Risk-Adjusted Performance

Very Weak

 
Weak
 
Strong
Over the last 90 days Triton International Limited has generated negative risk-adjusted returns adding no value to investors with long positions. In spite of rather sound fundamental indicators, Triton International is not utilizing all of its potentials. The current stock price tumult, may contribute to shorter-term losses for the shareholders.
Illinois Tool Works 

Risk-Adjusted Performance

Very Weak

 
Weak
 
Strong
Over the last 90 days Illinois Tool Works has generated negative risk-adjusted returns adding no value to investors with long positions. In spite of fairly stable basic indicators, Illinois Tool is not utilizing all of its potentials. The latest stock price fuss, may contribute to near-short-term losses for the sophisticated investors.

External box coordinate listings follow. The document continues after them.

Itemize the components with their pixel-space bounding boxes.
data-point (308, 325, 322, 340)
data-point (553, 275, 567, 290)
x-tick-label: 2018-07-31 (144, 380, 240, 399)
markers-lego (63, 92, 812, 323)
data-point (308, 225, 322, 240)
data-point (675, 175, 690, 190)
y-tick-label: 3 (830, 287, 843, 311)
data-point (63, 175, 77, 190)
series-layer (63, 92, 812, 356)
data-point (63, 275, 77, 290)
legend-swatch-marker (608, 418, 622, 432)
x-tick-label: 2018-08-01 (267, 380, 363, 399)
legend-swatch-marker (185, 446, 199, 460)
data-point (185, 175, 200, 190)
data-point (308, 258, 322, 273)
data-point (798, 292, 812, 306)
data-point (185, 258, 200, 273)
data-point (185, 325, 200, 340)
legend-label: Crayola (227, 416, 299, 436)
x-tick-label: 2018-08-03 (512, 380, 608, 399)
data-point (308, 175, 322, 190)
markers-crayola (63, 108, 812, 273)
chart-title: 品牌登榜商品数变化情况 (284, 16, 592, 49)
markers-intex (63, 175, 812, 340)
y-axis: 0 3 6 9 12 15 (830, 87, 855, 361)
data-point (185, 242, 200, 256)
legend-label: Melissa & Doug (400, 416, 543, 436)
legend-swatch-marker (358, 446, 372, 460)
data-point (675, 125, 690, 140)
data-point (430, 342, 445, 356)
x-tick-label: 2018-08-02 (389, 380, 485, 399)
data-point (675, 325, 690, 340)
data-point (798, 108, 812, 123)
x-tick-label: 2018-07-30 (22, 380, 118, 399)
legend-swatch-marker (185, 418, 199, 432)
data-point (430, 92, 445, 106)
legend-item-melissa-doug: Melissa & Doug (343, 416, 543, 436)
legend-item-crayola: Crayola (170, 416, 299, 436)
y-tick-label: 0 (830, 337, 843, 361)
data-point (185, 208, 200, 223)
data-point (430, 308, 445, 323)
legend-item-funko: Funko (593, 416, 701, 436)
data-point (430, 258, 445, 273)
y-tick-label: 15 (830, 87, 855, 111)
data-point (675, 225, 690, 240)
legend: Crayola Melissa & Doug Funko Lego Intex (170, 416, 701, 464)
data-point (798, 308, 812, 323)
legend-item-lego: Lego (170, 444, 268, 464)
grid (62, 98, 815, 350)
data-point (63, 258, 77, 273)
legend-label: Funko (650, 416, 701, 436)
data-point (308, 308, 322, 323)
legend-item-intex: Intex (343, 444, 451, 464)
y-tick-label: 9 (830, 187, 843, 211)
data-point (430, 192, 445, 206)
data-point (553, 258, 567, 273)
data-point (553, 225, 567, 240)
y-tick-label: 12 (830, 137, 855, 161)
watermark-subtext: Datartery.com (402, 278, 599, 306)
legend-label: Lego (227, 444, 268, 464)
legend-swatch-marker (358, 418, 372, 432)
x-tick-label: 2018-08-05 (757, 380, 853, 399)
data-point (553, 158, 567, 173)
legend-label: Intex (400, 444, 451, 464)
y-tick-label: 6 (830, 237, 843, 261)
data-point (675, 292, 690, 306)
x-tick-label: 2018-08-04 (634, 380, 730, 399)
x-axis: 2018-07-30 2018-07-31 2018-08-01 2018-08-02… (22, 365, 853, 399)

Triton International and Illinois Tool Volatility Contrast

   Predicted Return Density   
       Returns  

Pair Trading with Triton International and Illinois Tool

The main advantage of trading using opposite Triton International and Illinois Tool positions is that it hedges away some unsystematic risk. Because of two separate transactions, even if Triton International position performs unexpectedly, Illinois Tool can make up some of the losses. Pair trading also minimizes risk from directional movements in the market. For example, if an entire industry or sector drops because of unexpected headlines, the short position in Illinois Tool will offset losses from the drop in Illinois Tool's long position.
The idea behind Triton International Limited and Illinois Tool Works pairs trading is to make the combined position market-neutral, meaning the overall market's direction will not affect its win or loss (or potential downside or upside). This can be achieved by designing a pairs trade with two highly correlated stocks or equities that operate in a similar space or sector, making it possible to obtain profits through simple and relatively low-risk investment.
Check out your portfolio center.
Note that this page's information should be used as a complementary analysis to find the right mix of equity instruments to add to your existing portfolios or create a brand new portfolio. You can also try the Price Ceiling Movement module to calculate and plot Price Ceiling Movement for different equity instruments.